Finalizó el encuentro en Valencia y por primera vez no me apeteció quedarme a ver cómo el Rey entregaba su Copa. Al Rey se le había pitado como mandan las costumbres, por lo que estoy convencido de que el día que acuda a otra final y no escuche los silbidos, el hombre se va a mosquear. Los pitos ya son un clásico.

Once millones de aficionados contemplaron la final de Valencia, a través de La 1. Un espectáculo inmortal. Barça y Real Madrid. Con varias curiosidades: Iker Casillas se mofó de dos personajes: de Mourinho, al abrazarse con varios colegas rivales, y de Wert, al ofrecerle posaderamente todo su culo. Fue la foto. Casillas agachándose ante la copa, sabiendo que en su retaguardia miraba sentado el ministro de Cultura; la ley de la física ofreció el resto: un culo que casi roza el cutis de don José Ignacio. Total: imagen que vuela por los aires de Internet: ¿Aposta? No se sabe. Iker, seguro, lo negará hasta la tumba.

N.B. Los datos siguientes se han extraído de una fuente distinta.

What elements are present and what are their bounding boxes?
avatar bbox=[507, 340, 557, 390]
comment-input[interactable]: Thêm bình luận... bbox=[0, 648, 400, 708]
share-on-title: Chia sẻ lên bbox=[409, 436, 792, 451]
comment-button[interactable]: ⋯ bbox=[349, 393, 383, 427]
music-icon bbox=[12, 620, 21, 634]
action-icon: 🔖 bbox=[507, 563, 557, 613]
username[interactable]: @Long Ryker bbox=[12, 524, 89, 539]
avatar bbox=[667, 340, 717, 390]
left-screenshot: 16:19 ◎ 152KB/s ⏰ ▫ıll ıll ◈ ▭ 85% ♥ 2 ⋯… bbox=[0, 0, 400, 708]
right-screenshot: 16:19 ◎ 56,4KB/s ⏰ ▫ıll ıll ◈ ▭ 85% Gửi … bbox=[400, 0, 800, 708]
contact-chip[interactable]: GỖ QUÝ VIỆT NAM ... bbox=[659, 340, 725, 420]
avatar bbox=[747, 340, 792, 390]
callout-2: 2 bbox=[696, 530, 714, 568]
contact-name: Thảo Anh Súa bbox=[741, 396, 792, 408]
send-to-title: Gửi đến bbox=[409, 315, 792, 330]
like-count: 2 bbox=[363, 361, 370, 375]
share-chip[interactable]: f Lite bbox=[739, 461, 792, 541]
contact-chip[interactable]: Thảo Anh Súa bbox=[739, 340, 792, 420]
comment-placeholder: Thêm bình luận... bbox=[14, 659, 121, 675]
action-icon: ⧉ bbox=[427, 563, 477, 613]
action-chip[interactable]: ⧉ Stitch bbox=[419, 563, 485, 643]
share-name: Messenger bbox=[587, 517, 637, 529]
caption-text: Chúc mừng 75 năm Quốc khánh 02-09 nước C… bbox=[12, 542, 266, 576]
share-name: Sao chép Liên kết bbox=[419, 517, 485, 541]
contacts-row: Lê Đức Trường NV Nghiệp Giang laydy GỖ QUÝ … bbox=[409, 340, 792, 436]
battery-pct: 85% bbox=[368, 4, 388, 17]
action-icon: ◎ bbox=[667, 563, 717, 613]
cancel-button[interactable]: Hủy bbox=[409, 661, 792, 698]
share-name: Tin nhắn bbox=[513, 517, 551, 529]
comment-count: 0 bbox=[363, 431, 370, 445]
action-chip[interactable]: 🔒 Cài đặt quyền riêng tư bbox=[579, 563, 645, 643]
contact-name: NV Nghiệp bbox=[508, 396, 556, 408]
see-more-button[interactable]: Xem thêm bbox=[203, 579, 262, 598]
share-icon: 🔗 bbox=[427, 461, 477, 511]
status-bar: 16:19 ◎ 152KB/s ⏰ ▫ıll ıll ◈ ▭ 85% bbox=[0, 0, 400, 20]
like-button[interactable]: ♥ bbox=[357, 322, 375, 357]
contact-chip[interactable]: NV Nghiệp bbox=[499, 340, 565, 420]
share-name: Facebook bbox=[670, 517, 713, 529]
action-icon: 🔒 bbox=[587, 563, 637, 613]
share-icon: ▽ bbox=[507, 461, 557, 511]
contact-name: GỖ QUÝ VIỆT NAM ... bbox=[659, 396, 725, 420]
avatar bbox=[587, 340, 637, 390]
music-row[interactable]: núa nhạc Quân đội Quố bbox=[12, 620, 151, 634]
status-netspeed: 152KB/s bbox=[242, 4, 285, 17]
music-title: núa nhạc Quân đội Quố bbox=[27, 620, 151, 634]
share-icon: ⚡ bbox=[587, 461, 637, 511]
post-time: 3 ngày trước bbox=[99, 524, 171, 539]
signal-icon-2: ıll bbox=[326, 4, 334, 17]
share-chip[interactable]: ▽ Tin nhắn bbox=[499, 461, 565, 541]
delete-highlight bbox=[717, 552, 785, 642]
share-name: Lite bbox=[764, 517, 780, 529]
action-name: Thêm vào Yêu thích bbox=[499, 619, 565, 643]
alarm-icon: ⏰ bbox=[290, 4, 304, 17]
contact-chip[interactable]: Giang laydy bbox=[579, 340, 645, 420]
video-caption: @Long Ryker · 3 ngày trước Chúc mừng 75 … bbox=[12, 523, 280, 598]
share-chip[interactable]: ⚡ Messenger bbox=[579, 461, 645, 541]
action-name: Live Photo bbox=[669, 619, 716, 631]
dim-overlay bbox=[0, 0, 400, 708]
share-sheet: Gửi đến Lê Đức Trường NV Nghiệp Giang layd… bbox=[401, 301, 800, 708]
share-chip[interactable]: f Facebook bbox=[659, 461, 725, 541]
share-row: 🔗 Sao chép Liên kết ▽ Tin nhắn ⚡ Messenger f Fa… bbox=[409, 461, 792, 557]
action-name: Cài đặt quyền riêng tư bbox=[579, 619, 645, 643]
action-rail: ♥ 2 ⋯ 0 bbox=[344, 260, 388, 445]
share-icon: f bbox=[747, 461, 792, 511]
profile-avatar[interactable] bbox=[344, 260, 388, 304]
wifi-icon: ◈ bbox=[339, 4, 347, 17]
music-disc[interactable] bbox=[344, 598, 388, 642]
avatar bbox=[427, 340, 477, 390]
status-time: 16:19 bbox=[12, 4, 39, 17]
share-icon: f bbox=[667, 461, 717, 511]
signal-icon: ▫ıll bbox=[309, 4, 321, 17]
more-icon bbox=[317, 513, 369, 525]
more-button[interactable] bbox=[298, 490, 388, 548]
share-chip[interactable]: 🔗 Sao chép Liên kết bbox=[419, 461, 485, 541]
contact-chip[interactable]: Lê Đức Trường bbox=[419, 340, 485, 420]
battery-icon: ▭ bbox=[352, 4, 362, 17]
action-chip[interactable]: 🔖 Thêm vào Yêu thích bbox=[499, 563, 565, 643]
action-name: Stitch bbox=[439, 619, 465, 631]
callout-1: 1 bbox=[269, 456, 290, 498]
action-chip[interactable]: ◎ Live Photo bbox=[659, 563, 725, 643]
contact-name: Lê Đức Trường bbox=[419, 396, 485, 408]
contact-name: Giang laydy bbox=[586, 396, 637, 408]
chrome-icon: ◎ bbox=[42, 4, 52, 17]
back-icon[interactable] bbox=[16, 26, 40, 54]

Fue una final triste porque supuso la agonía de un estilo, de un concepto, de una filosofía aplicada al fútbol. El Barça se despidió amargamente, incluso ridículamente, y ahora debe esperar noticias. Leonel Messi, el hombre que no tenía límite, el deportista al que pagamos para que haga magia, no compareció. Yo podría haber jugado en su sitio y no se hubiera notado. Bien, fue bonito mientras duró. Muchos podremos decir un día que vimos al mejor equipo del mundo. Y vimos al Madrid, una máquina de fabricar músculos. Pero ya no me quedé.